Jennie Garth’s Daughter

Jennie Garth's Daughter

Paul Redmond/Getty Images

In 2008, Jennie Garth learned that one of her three daughters, Lola Ray, had juvenile rheumatoid arthritis, also known as juvenile idiopathic arthritis. Garth, who starred in the original Beverly Hills, 90210 series and the follow-up, 90210, says it was a difficult time for the family when her then 5-year-old daughter was sick for months. But following treatment, Lola has done much better. In 2016, Garth partnered with the American College of Rheumatology to create a public service announcement to raise awareness during Rheumatic Disease Awareness Month.18

Matt Iseman

Matt Iseman

Paul Drinkwater/Getty Images

Diagnosed with rheumatoid arthritis at 32, the American Ninja Warrior host competed for the Arthritis Foundation on The New Celebrity Apprentice.

Since learning he had RA, Iseman has pursued opportunities to help others with the condition. Active in patient communities, he encourages newly diagnosed people to tap the social networkand connect with real people about life with RA.

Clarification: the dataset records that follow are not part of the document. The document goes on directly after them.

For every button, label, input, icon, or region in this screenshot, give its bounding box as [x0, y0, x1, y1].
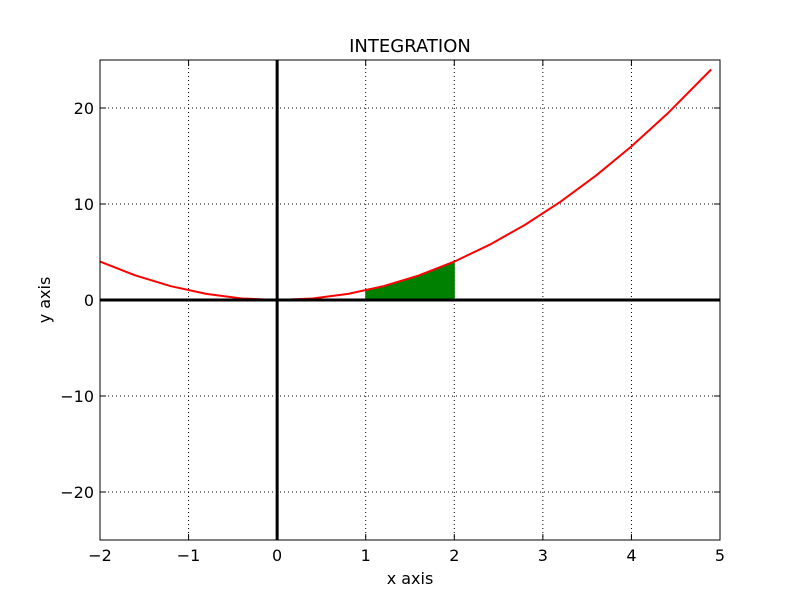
y-axis-title: y axis: [35, 277, 54, 324]
series-layer: [99, 68, 712, 301]
series-line: [99, 68, 712, 301]
x-tick-label: 5: [715, 546, 725, 565]
x-tick-label: 2: [449, 546, 459, 565]
y-tick-label: 10: [74, 195, 94, 214]
y-tick-label: 0: [84, 291, 94, 310]
y-tick-label: −10: [60, 387, 94, 406]
y-tick-label: 20: [74, 99, 94, 118]
x-tick-label: 0: [272, 546, 282, 565]
zero-lines: [100, 60, 720, 540]
chart-title: INTEGRATION: [349, 36, 471, 57]
x-tick-label: 3: [538, 546, 548, 565]
x-tick-label: 4: [626, 546, 636, 565]
x-tick-label: −1: [177, 546, 201, 565]
x-tick-label: 1: [361, 546, 371, 565]
y-tick-label: −20: [60, 483, 94, 502]
x-axis-title: x axis: [387, 569, 434, 588]
x-tick-label: −2: [88, 546, 112, 565]
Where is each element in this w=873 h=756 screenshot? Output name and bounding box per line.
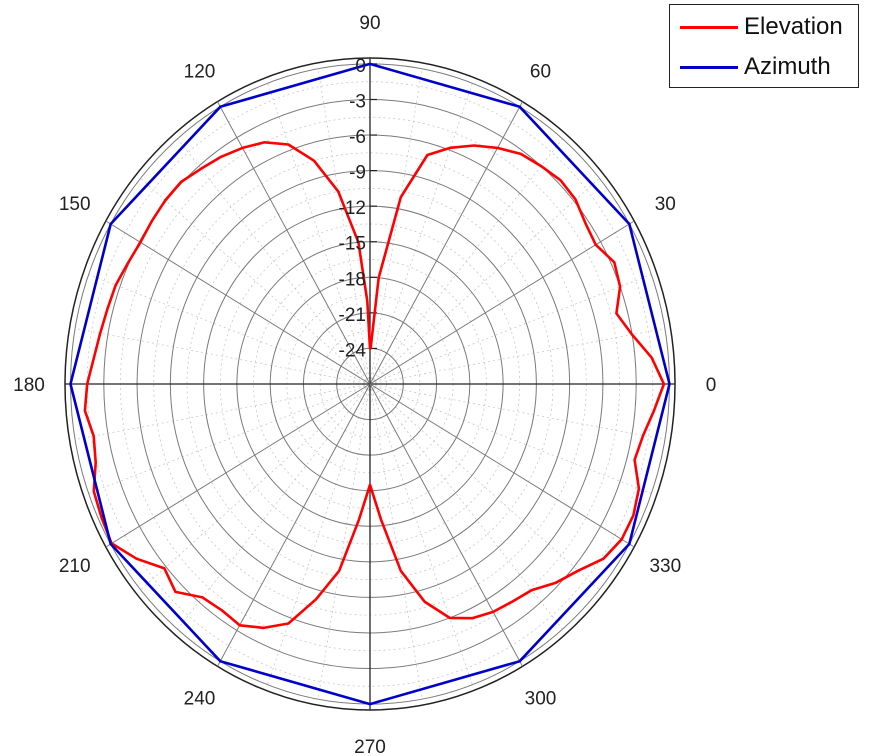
- radial-tick-label: -21: [339, 305, 366, 326]
- radial-tick-label: -18: [339, 269, 366, 290]
- angular-minor-grid: [369, 328, 665, 385]
- angular-minor-grid: [369, 383, 652, 494]
- angular-tick-label: 180: [13, 375, 45, 396]
- angular-minor-grid: [369, 383, 563, 630]
- legend-label-azimuth: Azimuth: [744, 53, 831, 80]
- angular-grid: [369, 383, 635, 548]
- angular-minor-grid: [140, 383, 371, 591]
- angular-grid: [369, 220, 635, 385]
- series-line-elevation: [83, 141, 666, 630]
- angular-minor-grid: [369, 383, 665, 440]
- angular-tick-label: 90: [359, 13, 380, 34]
- angular-minor-grid: [177, 383, 371, 630]
- legend-item-azimuth: Azimuth: [670, 47, 858, 87]
- angular-minor-grid: [369, 138, 563, 385]
- angular-tick-label: 0: [706, 375, 717, 396]
- angular-minor-grid: [317, 383, 371, 700]
- radial-tick-label: -12: [339, 198, 366, 219]
- angular-minor-grid: [369, 383, 600, 591]
- angular-minor-grid: [75, 328, 371, 385]
- angular-tick-label: 300: [525, 689, 557, 710]
- angular-minor-grid: [88, 383, 371, 494]
- angular-tick-label: 330: [649, 556, 681, 577]
- angular-tick-label: 150: [59, 194, 91, 215]
- legend-item-elevation: Elevation: [670, 7, 858, 47]
- angular-minor-grid: [88, 274, 371, 385]
- angular-minor-grid: [75, 383, 371, 440]
- radial-tick-label: -9: [349, 163, 366, 184]
- angular-grid: [369, 101, 523, 385]
- legend: Elevation Azimuth: [669, 4, 859, 88]
- radial-tick-label: -15: [339, 234, 366, 255]
- legend-label-elevation: Elevation: [744, 13, 843, 40]
- radial-tick-label: -6: [349, 127, 366, 148]
- angular-minor-grid: [369, 177, 600, 385]
- legend-swatch-elevation: [680, 26, 738, 29]
- angular-grid: [217, 383, 371, 667]
- angular-minor-grid: [369, 68, 423, 385]
- angular-grid: [369, 383, 523, 667]
- angular-minor-grid: [369, 383, 423, 700]
- radial-tick-label: 0: [355, 56, 366, 77]
- angular-grid: [105, 383, 371, 548]
- angular-tick-label: 120: [184, 61, 216, 82]
- angular-minor-grid: [177, 138, 371, 385]
- angular-tick-label: 60: [530, 61, 551, 82]
- angular-minor-grid: [140, 177, 371, 385]
- angular-tick-label: 210: [59, 556, 91, 577]
- angular-tick-label: 240: [184, 689, 216, 710]
- radial-tick-label: -24: [339, 340, 367, 361]
- angular-grid: [105, 220, 371, 385]
- angular-tick-label: 270: [354, 737, 386, 756]
- legend-swatch-azimuth: [680, 66, 738, 69]
- radial-tick-label: -3: [349, 91, 366, 112]
- series-line-azimuth: [69, 62, 671, 706]
- angular-minor-grid: [317, 68, 371, 385]
- angular-minor-grid: [369, 274, 652, 385]
- angular-tick-label: 30: [655, 194, 676, 215]
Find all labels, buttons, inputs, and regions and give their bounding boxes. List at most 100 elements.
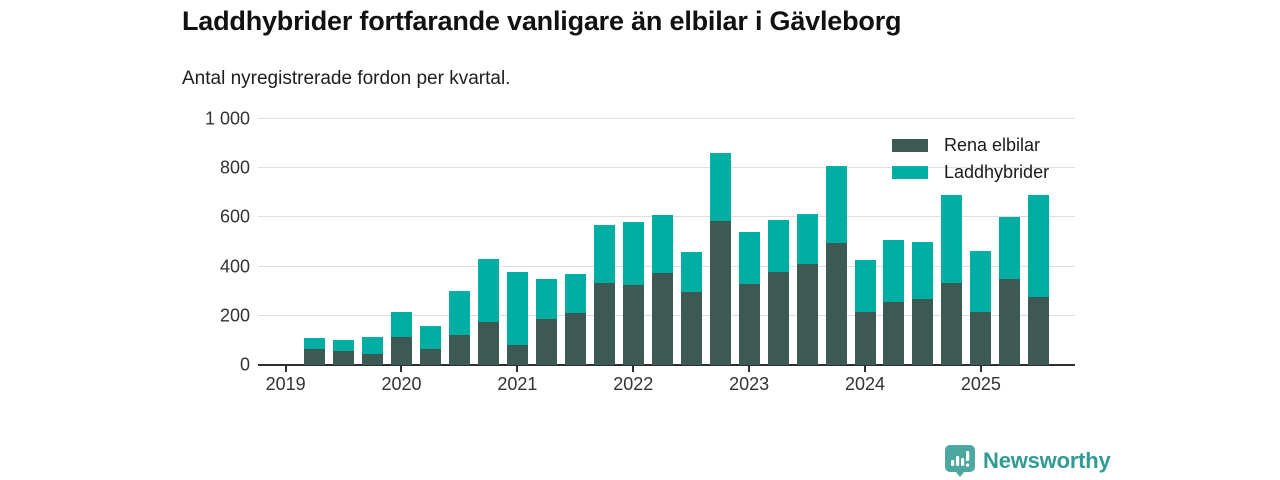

“Newly diagnosed people have questions, especially about lifestyle,” he explains. “It’s reassuring to talk to someone who knows what you are going through, and can say, here’s what to expect,” he says.

Iseman is upfront about RA in his work life and love life. “I have no problem disclosing my condition in business or romantic relationships,” he states, adding that young people especially, should get the facts and talk openly about rheumatoid arthritis.

“Don’t limit yourself from romantic relationships…You can lead a full life,” he says. “You might not feel your best all the time, you might not perform your best if your back hurts, but RA doesn’t affect the ability to have sex.”

 “I have RA but it is not who I am,” he stresses. “It affects only a small part of my life with my girlfriend.”19

Michael Kuluva

Michael Kuluva

Thomas Concordia/Getty Images

Professional figure skater turned fashion designer Michael Kuluva was diagnosed with RA at age 28. Six years later, he partnered with CreakyJoints to raise RA awareness with a runway show for his Tumbler and Tipsy activewear line. The graphic prints and color bursts on the clothing illustrated the joint pain he experienced. 

“Fashion can create a conversation,” Kuluva says. “Together, the colors and graphics communicate the hurt to those who don’t know it personally. Invisible pain doesn’t ease when it becomes visible, but it does change something.”

Before working as a designer, Kuluva competed in figure skating and then turned professional to star in ice shows such as Holiday On Ice.

“Celebrities and other high profile people who have a following can really raise awareness within a demographic,” he says. “When more celebrities bring attention to arthritis, we get closer to finding a cure.”20

Danielle Staub

Danielle Staub

Bobby Bank/Getty Images

The Real Housewives of New Jersey star Danielle Staub revealed at the end of November 2018 that she has been dealing with rheumatoid arthritis. Staub had hidden the diagnosis, but decided to reveal it when she realized that her appearance was changing because of treatments for the disease. “I was blown up and bloated,” Staub told Bravo’s The Daily Dish. “People just assume whatever they want to assume for the reasons [like], Oh I had filler. I had this. I had that. No, I gained 20 pounds last season ‘cause they had put me on a regime of [a steroid called] prednisone and chemotherapy.”

Staub continues to practice yoga and has remained steadfast in her passion for dancing to try to stay healthy and active. ”Don’t let anything or anyone stop you from your passion,” Staub said, hoping to inspire others dealing with RA. “I’ve loved to dance since I was a child, and I will continue to be an arthritis warrior.”